Doch aus dem Martin Luder (Martin der Verwahrloste) wurde der Martin eLeUTHERius (Martin der Befreite). In Christus fand er den Heiland und Erlöser, den Befreier. Und so schrieb Luther davon, dass uns Gott auch verborgen und unverständlich erscheinen kann in seinem Handeln. Wir verstehen ihn nicht. Wir erschrecken gar vor seinem Handeln. Oder fragen uns in unserer Not, wo denn Gott sein. In solchen Lebenssituationen, so schrieb Luther, flieht er stets vom verborgenen Gott zum offenbarten Gott, zu Jesus Christus.

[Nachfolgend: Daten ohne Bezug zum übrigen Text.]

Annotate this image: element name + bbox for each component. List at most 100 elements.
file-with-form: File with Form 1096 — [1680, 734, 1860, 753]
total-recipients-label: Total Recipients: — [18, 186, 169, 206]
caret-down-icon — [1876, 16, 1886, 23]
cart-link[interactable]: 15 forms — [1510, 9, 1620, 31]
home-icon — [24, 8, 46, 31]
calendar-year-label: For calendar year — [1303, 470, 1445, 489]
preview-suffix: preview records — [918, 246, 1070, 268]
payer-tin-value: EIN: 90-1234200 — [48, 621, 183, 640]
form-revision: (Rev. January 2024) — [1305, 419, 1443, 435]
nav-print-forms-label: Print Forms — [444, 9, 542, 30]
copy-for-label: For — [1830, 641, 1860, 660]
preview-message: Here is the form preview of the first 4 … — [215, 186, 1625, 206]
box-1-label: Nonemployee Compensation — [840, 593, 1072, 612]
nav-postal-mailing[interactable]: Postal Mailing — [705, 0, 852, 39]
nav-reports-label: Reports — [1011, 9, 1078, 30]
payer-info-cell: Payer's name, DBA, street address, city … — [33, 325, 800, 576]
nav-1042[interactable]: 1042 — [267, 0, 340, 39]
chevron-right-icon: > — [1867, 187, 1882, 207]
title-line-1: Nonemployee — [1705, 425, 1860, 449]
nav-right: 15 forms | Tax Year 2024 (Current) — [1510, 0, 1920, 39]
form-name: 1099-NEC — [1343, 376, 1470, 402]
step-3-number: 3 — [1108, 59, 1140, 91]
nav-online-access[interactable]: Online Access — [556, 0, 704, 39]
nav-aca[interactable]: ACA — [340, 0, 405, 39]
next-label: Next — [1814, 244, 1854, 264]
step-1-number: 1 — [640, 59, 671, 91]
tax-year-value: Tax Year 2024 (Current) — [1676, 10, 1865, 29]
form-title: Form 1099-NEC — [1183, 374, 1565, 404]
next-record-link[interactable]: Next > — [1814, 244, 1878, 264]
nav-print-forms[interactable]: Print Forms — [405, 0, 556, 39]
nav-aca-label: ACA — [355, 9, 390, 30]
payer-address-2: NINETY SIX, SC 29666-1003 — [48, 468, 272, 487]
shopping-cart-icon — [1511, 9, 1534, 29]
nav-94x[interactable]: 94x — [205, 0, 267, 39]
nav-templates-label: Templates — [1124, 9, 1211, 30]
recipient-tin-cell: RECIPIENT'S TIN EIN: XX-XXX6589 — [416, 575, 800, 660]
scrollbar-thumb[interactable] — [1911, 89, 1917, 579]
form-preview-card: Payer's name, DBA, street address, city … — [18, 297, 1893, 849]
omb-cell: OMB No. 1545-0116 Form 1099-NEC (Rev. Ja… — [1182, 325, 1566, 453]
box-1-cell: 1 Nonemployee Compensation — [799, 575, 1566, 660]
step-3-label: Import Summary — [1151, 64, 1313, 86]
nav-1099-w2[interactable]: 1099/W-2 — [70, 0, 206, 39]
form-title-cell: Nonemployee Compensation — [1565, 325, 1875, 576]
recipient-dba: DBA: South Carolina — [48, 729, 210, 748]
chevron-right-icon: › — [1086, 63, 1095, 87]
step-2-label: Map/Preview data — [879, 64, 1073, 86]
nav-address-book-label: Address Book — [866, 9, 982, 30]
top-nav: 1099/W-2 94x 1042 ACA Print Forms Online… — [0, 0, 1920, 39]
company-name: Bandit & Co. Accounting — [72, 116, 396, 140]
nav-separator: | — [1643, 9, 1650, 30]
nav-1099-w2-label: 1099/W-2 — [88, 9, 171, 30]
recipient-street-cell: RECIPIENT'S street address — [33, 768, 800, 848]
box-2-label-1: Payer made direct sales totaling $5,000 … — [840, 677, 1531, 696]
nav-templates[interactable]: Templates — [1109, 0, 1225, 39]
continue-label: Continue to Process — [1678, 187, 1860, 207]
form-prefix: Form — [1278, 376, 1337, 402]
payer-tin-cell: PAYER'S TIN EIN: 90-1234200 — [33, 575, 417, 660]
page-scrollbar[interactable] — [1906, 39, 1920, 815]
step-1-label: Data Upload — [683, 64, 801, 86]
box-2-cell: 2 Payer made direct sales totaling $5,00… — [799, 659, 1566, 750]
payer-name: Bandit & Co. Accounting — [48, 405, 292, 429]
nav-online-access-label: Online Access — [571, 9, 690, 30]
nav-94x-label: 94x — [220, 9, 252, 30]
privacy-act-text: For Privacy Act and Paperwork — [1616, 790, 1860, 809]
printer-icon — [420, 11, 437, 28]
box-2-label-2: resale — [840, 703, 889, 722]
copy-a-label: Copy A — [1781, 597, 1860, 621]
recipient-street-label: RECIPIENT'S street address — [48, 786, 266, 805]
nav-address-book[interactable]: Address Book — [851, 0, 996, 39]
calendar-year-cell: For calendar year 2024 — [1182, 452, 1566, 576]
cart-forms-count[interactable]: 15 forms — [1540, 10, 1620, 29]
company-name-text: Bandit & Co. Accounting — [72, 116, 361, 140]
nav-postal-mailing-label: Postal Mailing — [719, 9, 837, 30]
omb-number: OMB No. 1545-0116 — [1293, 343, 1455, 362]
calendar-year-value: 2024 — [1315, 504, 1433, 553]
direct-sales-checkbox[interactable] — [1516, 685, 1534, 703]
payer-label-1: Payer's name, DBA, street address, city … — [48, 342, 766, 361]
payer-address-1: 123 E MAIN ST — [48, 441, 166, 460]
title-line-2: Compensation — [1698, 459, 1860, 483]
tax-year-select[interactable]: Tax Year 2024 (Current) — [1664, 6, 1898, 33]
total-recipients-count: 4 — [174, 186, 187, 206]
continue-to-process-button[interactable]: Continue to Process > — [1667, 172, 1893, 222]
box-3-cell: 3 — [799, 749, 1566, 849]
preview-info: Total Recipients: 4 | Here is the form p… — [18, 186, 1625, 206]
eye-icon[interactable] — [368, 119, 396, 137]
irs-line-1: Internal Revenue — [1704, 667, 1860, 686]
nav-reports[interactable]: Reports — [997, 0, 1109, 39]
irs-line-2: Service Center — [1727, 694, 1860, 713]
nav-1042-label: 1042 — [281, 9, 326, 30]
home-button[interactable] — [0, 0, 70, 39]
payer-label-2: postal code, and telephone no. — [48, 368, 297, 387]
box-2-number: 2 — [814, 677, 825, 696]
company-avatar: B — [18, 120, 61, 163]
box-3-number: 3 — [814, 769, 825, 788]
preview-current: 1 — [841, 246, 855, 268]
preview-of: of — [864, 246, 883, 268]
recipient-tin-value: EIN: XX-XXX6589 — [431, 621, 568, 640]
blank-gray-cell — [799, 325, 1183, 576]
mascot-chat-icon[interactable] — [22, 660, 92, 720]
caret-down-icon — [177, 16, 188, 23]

Denn in Jesus Christus hat Gott seine Menschenfreundlichkeit gezeigt. Hier laufen alle Fäden zusammen. In Jesus Christus mag Gott nicht zu allen unseren Gedanken und Handlungen Ja sagen, aber er sagt Ja zu uns als aus seiner Sicht liebenswerte Menschen.

Darum bekennen wir auch diesen einen Weg zu Gott, welcher in und durch Jesus Christus ist. Durch ihn dürfen wir Gott erkennen und ihm vertrauen.